On Friday, Feb. 6, when the opening ceremony of the Milan-Cortina Olympics starts at the San Siro at 8 p.m., there will be a place to follow it for free: a theater. The event has not been organized by the City of Milan, which by contract cannot spend money on the Games, but by Pride House, a newly opened space at the Meet Digital Culture Center on Via Vittorio Veneto in Porta Venezia.
The first Olympic ceremony open to all
The screening will be broadcast live in the Meet theater, while RAI is sending it on Rai 1. Anyone who wishes to attend will be able to enter without a ticket. A detail that also assumes value in reference to the “Prima Diffusa” at La Scala: every year, for more than ten years, the most exclusive evening of Milanese culture has been screened in more than thirty venues in the city, turning into an event open to everyone. For the Olympics, no one had thought of something similar. Pride House did.

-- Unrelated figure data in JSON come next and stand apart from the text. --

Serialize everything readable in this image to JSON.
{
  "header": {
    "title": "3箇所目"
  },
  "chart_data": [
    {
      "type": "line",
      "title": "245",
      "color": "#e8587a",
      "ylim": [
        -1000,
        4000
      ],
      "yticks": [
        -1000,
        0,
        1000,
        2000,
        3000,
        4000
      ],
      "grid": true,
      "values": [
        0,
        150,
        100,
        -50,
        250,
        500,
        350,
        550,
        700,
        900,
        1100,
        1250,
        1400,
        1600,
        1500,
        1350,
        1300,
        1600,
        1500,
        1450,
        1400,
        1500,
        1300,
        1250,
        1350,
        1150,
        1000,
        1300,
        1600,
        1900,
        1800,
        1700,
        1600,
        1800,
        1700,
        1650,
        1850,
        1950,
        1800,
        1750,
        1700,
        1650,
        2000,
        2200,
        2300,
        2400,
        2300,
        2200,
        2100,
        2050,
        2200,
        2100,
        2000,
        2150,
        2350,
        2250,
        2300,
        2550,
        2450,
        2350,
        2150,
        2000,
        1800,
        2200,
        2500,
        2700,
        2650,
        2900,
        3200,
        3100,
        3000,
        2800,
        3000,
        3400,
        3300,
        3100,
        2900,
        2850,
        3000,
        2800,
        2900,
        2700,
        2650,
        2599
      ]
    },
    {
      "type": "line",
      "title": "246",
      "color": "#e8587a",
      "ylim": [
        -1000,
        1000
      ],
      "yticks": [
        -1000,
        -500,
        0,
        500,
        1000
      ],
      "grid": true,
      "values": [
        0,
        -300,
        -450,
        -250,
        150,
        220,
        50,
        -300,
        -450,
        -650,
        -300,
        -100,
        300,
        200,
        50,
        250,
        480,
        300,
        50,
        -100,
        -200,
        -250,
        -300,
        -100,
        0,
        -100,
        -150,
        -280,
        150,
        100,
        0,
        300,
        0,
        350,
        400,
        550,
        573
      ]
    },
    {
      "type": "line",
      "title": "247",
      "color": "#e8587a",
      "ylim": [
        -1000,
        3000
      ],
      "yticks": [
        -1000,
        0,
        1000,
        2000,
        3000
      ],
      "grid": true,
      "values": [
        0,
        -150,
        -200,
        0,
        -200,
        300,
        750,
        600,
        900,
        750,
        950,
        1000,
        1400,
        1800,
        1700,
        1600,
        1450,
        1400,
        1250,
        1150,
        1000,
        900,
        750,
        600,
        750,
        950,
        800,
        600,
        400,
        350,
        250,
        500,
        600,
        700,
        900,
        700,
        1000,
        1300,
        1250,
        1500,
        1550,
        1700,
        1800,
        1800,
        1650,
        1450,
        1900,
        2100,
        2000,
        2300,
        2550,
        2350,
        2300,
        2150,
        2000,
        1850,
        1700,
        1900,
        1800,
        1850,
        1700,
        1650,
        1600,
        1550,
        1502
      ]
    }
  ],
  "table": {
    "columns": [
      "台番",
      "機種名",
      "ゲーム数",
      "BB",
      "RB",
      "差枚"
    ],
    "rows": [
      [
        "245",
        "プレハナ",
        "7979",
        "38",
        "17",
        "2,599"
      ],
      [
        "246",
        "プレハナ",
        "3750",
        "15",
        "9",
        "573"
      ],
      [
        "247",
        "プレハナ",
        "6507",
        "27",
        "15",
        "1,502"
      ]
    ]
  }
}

After the screening, the theater will host alternating Lgbtq+ and migrant choirs, a common thread running through the entire Pride House program, active through Feb. 22.
Porta Venezia and the Olympic Pride Houses
The first Pride Houses were born at the 2010 Vancouver Olympics: spaces dedicated to Lgbtq+ athletes and visitors. Paris 2024 also had one. Milan carries on this tradition in the heart of Porta Venezia, a neighborhood symbolic of the city’s Lgbtq+ community.
The initiative is organized by Arcigay and CIG Arcigay Milano, which has been active for over forty years, together with Pride Sport Milano, a network that brings together twenty-three Lgbtq+ teams in eleven disciplines. People who play sports every day in ordinary gyms and know how much prejudice still weighs.
Not everywhere have Pride Houses been welcomed. In Sochi 2014, a Russian judge blocked their creation, just days after the law against the “propaganda” of nontraditional relationships was passed, arguing that it would “undermine the security of Russian society.” Those who tried to organize alternative events were persecuted.
Live quizzes, movies and sports
From Feb. 6 to 22, the Pride House will be open as a lounge Tuesday through Sunday, with talks and meetings with athletes, and competitions can be followed in real time. On Friday and Saturday nights, the Meet Theater will host films and performances.
On Sunday, Feb. 8, at 7 p.m., Queer Olympic Quiz Night will feature fifty minutes of quizzes on sports and the Lgbtq+ community, with stories and trivia “that team up,” organizers explain. On Feb. 14, Le rendez-vous de l’été, a tragicomedy set in Paris during the 2024 Olympics, will be screened, starring Blandine, who arrived from Normandy to follow swimming.
The full program is online. The Meet is located at 2 Vittorio Veneto Street, a few minutes’ walk from Oberdan Square.